CoW Swap takes a different approach altogether. Instead of sending individual transactions, it batches trades together using a "Coincidence of Wants" model. Batch auctions with uniform clearing prices make sandwich attacks structurally impossible within the protocol.

On Solana, protection is harder. Setting lower slippage tolerance helps but does not eliminate the problem. Some wallets and aggregators are beginning to offer private transaction routing, though the ecosystem is still catching up to Ethereum's protection infrastructure.

Beyond specific tools, basic habits matter. Keep slippage tolerance tight. Use limit orders when possible. Avoid trading during extreme volatility when MEV extraction peaks.

What comes next#

MEV is not going away. It is a structural feature of how blockchains order transactions, and as long as ordering matters, someone will try to profit from it.

Flashbots launched BuilderNet in late 2024, a decentralized block building network jointly operated with Beaverbuild and Nethermind.
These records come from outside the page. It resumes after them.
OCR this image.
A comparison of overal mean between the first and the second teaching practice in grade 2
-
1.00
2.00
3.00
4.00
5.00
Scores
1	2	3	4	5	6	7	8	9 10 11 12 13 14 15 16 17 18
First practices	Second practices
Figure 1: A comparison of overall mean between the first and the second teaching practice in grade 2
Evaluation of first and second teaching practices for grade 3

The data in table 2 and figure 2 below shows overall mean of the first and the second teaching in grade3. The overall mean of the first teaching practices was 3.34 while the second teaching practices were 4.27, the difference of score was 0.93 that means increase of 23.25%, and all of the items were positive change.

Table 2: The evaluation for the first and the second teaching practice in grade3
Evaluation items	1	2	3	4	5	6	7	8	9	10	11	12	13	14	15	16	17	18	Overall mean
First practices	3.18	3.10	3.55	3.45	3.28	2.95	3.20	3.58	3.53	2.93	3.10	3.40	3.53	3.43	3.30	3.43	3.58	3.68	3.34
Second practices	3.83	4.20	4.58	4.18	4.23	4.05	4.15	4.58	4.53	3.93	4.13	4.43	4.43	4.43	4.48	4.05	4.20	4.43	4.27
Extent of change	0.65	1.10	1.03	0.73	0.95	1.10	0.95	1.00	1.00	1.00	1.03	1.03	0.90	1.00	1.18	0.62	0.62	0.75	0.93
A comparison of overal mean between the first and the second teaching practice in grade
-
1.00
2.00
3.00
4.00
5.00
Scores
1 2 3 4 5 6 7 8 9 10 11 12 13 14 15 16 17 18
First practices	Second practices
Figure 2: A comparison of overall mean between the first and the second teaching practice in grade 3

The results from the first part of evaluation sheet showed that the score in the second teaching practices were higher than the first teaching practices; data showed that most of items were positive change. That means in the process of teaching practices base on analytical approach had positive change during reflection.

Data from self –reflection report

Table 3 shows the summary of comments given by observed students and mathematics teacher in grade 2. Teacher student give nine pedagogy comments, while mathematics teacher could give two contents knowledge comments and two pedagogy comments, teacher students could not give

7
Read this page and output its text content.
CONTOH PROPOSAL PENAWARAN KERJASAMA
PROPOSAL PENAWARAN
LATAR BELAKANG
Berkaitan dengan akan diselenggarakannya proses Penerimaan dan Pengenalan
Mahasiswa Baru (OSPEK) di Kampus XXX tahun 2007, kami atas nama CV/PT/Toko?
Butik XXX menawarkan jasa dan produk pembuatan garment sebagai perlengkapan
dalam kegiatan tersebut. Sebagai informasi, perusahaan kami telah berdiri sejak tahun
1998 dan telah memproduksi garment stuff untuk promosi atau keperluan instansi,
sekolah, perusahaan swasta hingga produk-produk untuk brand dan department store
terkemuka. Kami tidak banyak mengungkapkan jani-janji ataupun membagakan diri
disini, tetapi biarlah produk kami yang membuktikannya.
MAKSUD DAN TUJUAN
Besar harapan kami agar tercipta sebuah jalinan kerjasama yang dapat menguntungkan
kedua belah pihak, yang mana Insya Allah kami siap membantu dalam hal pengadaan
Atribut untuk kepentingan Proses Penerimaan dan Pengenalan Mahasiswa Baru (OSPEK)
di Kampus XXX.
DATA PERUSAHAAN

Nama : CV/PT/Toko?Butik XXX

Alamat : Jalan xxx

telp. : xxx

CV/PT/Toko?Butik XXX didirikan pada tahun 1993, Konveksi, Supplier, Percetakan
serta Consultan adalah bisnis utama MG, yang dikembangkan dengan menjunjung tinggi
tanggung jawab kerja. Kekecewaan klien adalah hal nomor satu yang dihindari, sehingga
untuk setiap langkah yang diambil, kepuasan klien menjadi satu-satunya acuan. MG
The goal is to reduce the concentration of power among individual block builders. Whether that changes the economics for everyday traders remains to be seen.

On the regulatory side, the 2024 case against two MIT graduates accused of extracting $25 million through MEV manipulation set a legal precedent. Whether enforcement scales beyond headline cases is an open question.

For now, the practical reality is straightforward. Use a private RPC. Check your slippage. Assume that every public mempool transaction is being watched, because it is.